Loyalist Day used to be an important annual celebration here in Saint John, New Brunswick. The city traces its founding to the summer of 1783 when 17 ships arrived from New York and Boston harbour, unloading the losers in the American Revolution. They found themselves on a small rocky peninsula, an island at high tide. There was nothing here but rocks and trees, and the winters were severe. That first winter, most built tents insulated by spruce boughs. Someone had to stay awake at all hours to keep the fire going. There was an average of one death each day among them.
Only two years later, they had a royal charter for the first official city in British North America. Saint John, as we know it, had begun.
But in recent years, the city has refused to fund any special activities to commemorate Loyalist Day, the day the first ships landed. The memorial plaque and stone marking where the Loyalists came ashore, was pulled up and abandoned in a quarry on the west side.

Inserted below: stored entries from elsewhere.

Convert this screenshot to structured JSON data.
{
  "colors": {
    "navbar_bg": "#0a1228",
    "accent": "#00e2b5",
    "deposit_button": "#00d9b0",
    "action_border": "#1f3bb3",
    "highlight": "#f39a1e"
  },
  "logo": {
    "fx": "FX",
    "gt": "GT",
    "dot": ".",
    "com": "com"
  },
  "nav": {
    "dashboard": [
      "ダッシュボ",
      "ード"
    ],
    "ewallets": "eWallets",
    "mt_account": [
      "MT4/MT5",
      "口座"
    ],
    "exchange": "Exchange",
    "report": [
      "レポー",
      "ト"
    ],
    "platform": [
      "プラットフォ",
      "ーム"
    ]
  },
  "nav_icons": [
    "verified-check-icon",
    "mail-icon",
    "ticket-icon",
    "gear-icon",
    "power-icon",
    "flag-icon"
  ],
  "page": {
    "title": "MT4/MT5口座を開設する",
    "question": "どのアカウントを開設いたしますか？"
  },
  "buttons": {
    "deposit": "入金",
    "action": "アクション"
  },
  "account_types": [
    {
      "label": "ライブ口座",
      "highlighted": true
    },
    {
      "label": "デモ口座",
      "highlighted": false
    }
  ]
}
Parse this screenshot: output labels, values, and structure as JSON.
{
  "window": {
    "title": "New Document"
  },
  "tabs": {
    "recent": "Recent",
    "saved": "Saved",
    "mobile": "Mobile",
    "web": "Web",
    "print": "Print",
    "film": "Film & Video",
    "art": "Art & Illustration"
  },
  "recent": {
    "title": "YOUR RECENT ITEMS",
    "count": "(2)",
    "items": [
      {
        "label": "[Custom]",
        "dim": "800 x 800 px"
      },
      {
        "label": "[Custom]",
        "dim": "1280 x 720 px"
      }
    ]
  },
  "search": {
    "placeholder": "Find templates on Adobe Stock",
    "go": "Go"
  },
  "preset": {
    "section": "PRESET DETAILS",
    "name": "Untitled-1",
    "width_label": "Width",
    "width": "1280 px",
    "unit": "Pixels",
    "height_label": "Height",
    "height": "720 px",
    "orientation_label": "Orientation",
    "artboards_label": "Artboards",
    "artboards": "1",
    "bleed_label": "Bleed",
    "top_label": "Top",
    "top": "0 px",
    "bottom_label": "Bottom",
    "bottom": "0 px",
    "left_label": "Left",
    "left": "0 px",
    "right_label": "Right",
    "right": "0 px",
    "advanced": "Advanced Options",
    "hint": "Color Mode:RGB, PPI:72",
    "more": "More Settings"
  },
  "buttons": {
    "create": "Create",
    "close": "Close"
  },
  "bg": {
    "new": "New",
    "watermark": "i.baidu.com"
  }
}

When local historians complained, they were told by city council, “We don’t care about those English people.” And someone remarked “I wonder what the native people thought, when they came to steal their land?”
I find this callous, racist, and willfully ignorant. The whole reason Canada exists apart from the United States, is loyalty to the crown and the British connection. If we reject that, if we reject the Loyalists, we reject Canada. And there is no good response to Trump’s proposal for assimilation.
The people who waded ashore that summer were not, of course, English. They were American. Even then, America was something of a melting pot. Among them were 500 freed blacks who had made it to the British lines, for Britain refused to recognize slavery. Although not among the group that landed at Saint John, a significant number were native people, notably the Iroquois of upstate New York. There were Dutch from New York, which had been New Amsterdam. There were many Germans, including discharged Hessian soldiers. There were Jews among the group that landed in Saint John; and of course Scots, Welsh, and Irish. Don’t ever tall a Scot or an Irishman he is English.
But ethnicity should not matter. People are people. Suffering people deserve our sympathy regardless of their skin colour or language or race, and brave people deserve our admiration regardless of where they were born.
Especially when we are their inheritors. This is a question of filial piety: honour thy father and thy mother. We owe them a lot. They laid out the streets, established our forms of government, our first social institutions, many of our sports and pastimes, our cuisine, our arts, our folkways; although of course other groups have contributed since. And the city and nation they bequeathed us is, most certainly, one of the finest we could hope for in this fallen world. Travel a bit and you will see. People want to move here from most other places.
As for the local native populations, the matter is complex. Groups and individuals fought on both sides during the American Revolution; as they had in the French and Indian Wars. They were not passive victims, but participants, in these conflicts. Some lost, just as some Europeans lost.
Broadly speaking, however, European settlers did not steal their land, at least in Canada. Everything was done by treaty, in principle by mutual agreement and with compensation. And the end result: Canada is still 89% unsettled Crown Land—over which, by treaty, today’s native people are free to roam, hunt, and forage as they always did. Only eleven percent of their prior lands have been given over to settlement—and of course, native people have been as free as any other citizens to take up these lands too. They own that eleven percent still in the same sense all other Canadians do.
Back in the day, in 1783, the presence of the European settlers was generally welcomed. It granted the native people security in possession and use of their lands—before this, before treaties and redcoats, warfare was more or less constant. If you encountered a member of a different tribe in the forest, you feared violence. You feared violence at home in your sleep. The presence of Europeans, especially in a place like Saint John, at the mouth of a long river, offered opportunities for trade that made native groups located near a European settlement rich. It gave them military advantages over distant rivals: not just through alliance with the Europeans, but by trading for iron knives and hatchets, guns, horses. And perhaps most importantly, having Europeans nearby protected native people from the ever-present danger of famine: crops, crop storage, and ships arriving with cargo from overseas were far more reliable food sources than the rivers or forest.
Not such a bad deal.
I have not a drop of English blood, so far as I know. I do not believe any of my ancestors were UE Loyalists, But happy Loyalist Day.